– Кроме нерожденных младенцев.
Донна тихонечко вздыхает – от страха и непонятного томления.
Уже увереннее Каталан продолжает:
– И сообразно с тем, кем был человек при жизни, душе его определяется искупление. Так, взять, скажем, осла.
– Осла?
– Ну да, дикого осла, онагра.
– Фи, сеньор, сие неблагозвучно.
– Мадонна, дикий осел, если не может отыскать себе пропитания, тотчас начинает громко реветь. Он ревет изо всех сил, пока не лопнет, забрызгивая все вокруг кровью из кишок… Ах, мадонна, иной раз думается мне, что такова будет моя участь после смерти, ибо я вечно голоден и кричу по площадям, выпрашивая себе на пропитание!
– Ах, что за глупости вы говорите! Прекратите немедленно, или я рассержусь!
И она берет из корзины подсушенный, тонко нарезанный хлебец и принимается хрустеть им, а Каталан между тем жадно смотрит на ее ровные мелкие зубки.
– Хорошо, мадонна, вот вам другое предположение. Я думаю, что после смерти быть мне сверчком.
– Сверчком? Что за глупая фантазия!
– Да, мадонна, ведь сверчок поет очень старательно и из-за этого часто забывает покушать и таким образом дохнет от голода. Совсем как я…
Донна очень недовольна.
– А знаете что, эн Каталан, вы немилы уже потому, что ничего не говорите обо мне, а только лишь о себе самом. Ну, как, по-вашему, – кем я буду в следующей жизни?
– Собакой, – не моргнув глазом отвечает Каталан.
Донна ужасно разочарована.
– Отчего же собакой?
– Вам должно быть известно, моя госпожа, что собаке свойственно возвращаться на свою блевотину… – начинает Каталан вкрадчиво и, отыскав пальчики донны, завладевает ими, сперва мизинчиком, потом и остальными.
– Откуда мне должна быть известна такая гадость?
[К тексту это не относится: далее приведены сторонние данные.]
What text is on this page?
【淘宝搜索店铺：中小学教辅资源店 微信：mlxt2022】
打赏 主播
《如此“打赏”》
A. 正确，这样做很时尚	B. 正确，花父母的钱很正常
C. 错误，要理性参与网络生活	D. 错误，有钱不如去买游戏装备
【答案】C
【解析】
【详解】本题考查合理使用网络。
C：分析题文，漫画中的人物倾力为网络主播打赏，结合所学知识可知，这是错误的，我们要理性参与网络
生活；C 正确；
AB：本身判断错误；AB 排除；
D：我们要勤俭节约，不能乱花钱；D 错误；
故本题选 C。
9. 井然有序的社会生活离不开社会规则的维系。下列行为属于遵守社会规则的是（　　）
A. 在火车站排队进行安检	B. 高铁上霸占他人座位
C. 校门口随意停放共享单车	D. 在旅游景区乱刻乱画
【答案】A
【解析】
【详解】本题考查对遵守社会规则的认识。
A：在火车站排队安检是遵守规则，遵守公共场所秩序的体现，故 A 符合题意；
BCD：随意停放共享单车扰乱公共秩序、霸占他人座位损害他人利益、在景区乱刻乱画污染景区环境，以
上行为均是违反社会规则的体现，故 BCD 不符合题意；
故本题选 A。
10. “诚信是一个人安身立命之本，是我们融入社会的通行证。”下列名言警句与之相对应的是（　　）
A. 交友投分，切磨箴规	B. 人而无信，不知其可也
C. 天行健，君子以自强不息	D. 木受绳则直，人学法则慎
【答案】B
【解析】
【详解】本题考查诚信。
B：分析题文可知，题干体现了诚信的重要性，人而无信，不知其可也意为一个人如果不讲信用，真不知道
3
– Из Святого Писания… Там ясно сказано, что собака возвращается на блевотину свою. Кстати, все Писание сплошь истина, мадонна, ибо мне не раз доводилось наблюдать собак, поедающих свою блевотину…
– Да как вы смеете!..
– Я только хочу сказать, мадонна, что вы, подобно такой собаке, часто готовы проглотить назад обещания, которые уже извергли однажды ваши уста.
– Ах, негодяй! Замолчите! Немедленно замолчите! Не то я стану бить вас по щекам!
Каталан выпускает ее руку и как бы невзначай принимается напевать, так что донна в конце концов сменяет гнев на милость и прислушивается. И уж конечно постепенно она делается все благосклоннее и внимает усердно, склоняя голову то вправо, то влево.
Ибо Каталан бессовестно воспевает ее круглое белое личико, ее немного узкие, всегда прищуренные глаза, ее чуткие ноздри и изящные ушки… Для всего найдется у Каталана прекрасное словцо!